We notice that this is really just a quadratic function in terms of $\psi$ as we can rewrite it as

\[\begin{align} \label{eq:quadratic_psi} ||\mathbf{c}||_2^2 - 2\psi⟨\mathbf{c}|\mathbf{1}⟩ + \psi^2||\mathbf{1}||_2^2 = a_1 + a_2\psi + a_3\psi^2, \qquad a_1 = ||\mathbf{c}||_2^2, \quad a_2 = - 2⟨\mathbf{c}|\mathbf{1}⟩, \quad a_3 = ||\mathbf{1}||_2^2 \end{align}\]

$⟨\mathbf{c}|\mathbf{1}⟩$ is really just the sum of $\mathbf{c}$ and $||\mathbf{1}||_2^2$ is just the number of elements in $\mathbf{c}$. We are interested in finding the value of $\psi$ which minimizes the objective function. It is not guaranteed that the function is exactly 0 anywhere, so instead of finding roots, we simply find the derivative with respect to $\psi$ and set it equal to zero. From this we find a closed form expression for $\psi$

\[\begin{align} \label{eq:closed_psi} \psi = \frac{-a_2}{2a_3} = \frac{⟨\mathbf{c}|\mathbf{1}⟩}{||\mathbf{1}||_2^2} \end{align}\]

which is simply just the mean of $\mathbf{c}$.

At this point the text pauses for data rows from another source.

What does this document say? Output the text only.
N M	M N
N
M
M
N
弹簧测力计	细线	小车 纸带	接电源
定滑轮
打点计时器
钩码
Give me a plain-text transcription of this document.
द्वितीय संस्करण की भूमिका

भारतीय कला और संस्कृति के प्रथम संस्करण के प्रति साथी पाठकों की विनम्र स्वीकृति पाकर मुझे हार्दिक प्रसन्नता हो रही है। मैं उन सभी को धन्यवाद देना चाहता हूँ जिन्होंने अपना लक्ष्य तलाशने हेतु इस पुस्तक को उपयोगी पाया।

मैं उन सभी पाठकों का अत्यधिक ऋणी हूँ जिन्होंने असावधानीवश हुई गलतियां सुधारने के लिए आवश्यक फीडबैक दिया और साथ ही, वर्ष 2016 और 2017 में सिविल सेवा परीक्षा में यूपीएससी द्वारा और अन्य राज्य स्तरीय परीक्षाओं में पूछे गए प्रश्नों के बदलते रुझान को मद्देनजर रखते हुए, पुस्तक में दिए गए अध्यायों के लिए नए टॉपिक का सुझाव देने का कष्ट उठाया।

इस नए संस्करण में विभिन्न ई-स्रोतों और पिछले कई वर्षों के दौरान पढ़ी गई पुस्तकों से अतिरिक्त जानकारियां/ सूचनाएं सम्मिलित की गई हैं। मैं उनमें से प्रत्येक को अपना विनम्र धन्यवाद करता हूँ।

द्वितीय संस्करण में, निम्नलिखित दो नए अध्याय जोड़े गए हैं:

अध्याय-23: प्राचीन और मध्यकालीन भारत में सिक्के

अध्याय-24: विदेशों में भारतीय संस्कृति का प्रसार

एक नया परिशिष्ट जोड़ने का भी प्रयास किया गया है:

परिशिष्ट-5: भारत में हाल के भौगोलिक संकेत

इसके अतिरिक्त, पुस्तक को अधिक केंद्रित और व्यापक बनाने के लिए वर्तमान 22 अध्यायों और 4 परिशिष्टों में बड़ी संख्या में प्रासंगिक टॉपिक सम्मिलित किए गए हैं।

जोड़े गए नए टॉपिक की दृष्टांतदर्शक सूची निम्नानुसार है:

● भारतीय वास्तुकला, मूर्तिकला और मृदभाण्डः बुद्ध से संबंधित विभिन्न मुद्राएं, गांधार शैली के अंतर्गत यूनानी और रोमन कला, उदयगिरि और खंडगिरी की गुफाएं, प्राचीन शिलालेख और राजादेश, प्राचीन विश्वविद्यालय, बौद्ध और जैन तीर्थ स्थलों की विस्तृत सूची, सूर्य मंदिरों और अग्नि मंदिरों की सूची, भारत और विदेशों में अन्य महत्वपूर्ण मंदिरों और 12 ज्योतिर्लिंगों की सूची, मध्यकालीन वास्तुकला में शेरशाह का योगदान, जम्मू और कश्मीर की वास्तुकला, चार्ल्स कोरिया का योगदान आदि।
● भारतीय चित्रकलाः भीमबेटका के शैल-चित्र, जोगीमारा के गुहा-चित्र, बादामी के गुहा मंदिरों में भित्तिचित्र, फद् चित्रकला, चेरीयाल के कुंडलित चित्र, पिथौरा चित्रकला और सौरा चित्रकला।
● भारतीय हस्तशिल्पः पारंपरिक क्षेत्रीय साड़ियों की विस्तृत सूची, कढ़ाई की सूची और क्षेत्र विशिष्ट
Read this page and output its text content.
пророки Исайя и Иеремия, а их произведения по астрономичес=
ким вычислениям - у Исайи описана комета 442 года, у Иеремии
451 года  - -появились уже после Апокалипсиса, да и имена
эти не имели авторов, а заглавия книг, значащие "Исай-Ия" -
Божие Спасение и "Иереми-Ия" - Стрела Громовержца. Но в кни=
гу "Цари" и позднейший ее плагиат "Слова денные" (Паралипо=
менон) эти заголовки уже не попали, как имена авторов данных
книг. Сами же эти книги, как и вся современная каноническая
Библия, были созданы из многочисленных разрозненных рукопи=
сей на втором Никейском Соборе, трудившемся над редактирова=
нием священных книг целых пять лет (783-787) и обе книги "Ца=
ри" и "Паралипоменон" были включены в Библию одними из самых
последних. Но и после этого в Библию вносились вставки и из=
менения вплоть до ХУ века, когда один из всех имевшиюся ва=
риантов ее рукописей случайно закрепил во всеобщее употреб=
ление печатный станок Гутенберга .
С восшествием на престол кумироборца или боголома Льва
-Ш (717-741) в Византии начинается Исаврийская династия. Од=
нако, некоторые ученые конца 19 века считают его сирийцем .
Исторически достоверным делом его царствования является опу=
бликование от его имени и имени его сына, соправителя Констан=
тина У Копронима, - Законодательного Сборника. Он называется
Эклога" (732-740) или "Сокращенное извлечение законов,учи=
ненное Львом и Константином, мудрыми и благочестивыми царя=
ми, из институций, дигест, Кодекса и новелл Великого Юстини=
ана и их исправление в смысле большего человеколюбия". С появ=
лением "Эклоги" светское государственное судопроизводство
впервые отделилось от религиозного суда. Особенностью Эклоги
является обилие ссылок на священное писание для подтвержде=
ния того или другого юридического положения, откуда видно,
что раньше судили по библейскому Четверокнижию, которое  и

But the offset is individual for each of the interferograms, so we cannot just concatenate all measurements as we have done previously. Instead, the sensor response should be calculated for all measurements (I know that’s what we have just done). Then, an offset should be calculated for each measurement separately before the sensor response is then once again calculated now including the offset in $\mathbf{b}$.

And to my own surprise, this actually appears to be working as depicted in Fig. 2 and by the reconstructions in Fig. 3.

Fig 3: Reconstructed interferograms without the offset (a) and with the offset (b).